BSM JCP, 6 mars 2025 — 24/01694
Texte intégral
Tribunal Judiciaire site des Tintelleries [Adresse 2] [Localité 5] tel : [XXXXXXXX01] [Courriel 7]
N° RG 24/01694 - N° Portalis DBZ3-W-B7I-76A3P
JUGEMENT
DU : 06 Mars 2025
S.A. COFIDIS
C/
[C] [P]
REPUBLIQUE FRANCAISE Au nom du Peuple Français
JUGEMENT DU 06 Mars 2025
Jugement rendu le 06 Mars 2025 par Maxime SENECHAL, juge des contentieux de la protection, assisté de Lucie JOIGNEAUX, greffier, et en présence à l'audience d'Anne CHRISTIEN, auditrice de justice ;
DANS LE LITIGE ENTRE :
DEMANDEUR(S)
S.A. COFIDIS, dont le siège social est sis [Adresse 8]
représentée par Me Maxime HERMARY, avocat au barreau de BETHUNE, substitué par Me Romain BRONGNIART, avocat au barreau de BOULOGNE-SUR-MER
ET :
DÉFENDEUR(S)
M. [C] [P] né le [Date naissance 3] 1959 à [Localité 9], demeurant [Adresse 4]
non comparant
DÉBATS : 09 Janvier 2025
PROCÉDURE : l'affaire a été mise au rôle sous le N° RG 24/01694 - N° Portalis DBZ3-W-B7I-76A3P et plaidée à l'audience publique du 09 Janvier 2025 pour le jugement suivant mis à disposition au greffe le 06 Mars 2025, les parties étant avisées
Et après délibéré : EXPOSE DU LITIGE
Selon offre acceptée n°28952001283745 du 1er novembre 2021, la société anonyme (SA) COFIDIS a accordé à Monsieur [C] [P] un prêt personnel de type " regroupement de crédits " d'un montant de 21 500,00 euros au taux d'intérêt annuel débiteur fixe de 4,86% et au taux annuel effectif global de 4,76%, remboursable sur une durée de 60 mois selon 59 échéances de 462,40 euros et une échéance de 462,33 euros, assurance comprise.

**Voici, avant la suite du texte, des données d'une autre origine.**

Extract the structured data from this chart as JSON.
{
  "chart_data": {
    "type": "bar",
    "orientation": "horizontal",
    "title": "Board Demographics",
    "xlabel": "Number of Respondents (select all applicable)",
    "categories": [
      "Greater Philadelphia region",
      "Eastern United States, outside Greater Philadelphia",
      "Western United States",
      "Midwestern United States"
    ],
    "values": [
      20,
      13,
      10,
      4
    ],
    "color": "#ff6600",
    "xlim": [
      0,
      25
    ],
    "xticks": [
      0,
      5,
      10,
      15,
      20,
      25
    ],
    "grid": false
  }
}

Par courrier recommandé daté du 10 juillet 2024 avec avis de réception le 12 juillet 2024, la SA COFIDIS a mis en demeure Monsieur [P] de régler sous 8 jours la somme de 833,89 euros au titre d'échéances impayées, et l'a informé qu'à défaut, la déchéance du terme serait prononcée.
Par courrier recommandé avec avis de réception en date du 20 juillet 2024, la SA COFIDIS a notifié la déchéance du terme à Monsieur [P] et l'a mis en demeure de régler la somme de 19 114,84 euros.
Par acte du commissaire de justice en date du 18 novembre 2024, la SA COFIDIS a fait assigner Monsieur [P] devant le juge des contentieux de la protection de [Localité 6] en paiement du prêt personnel.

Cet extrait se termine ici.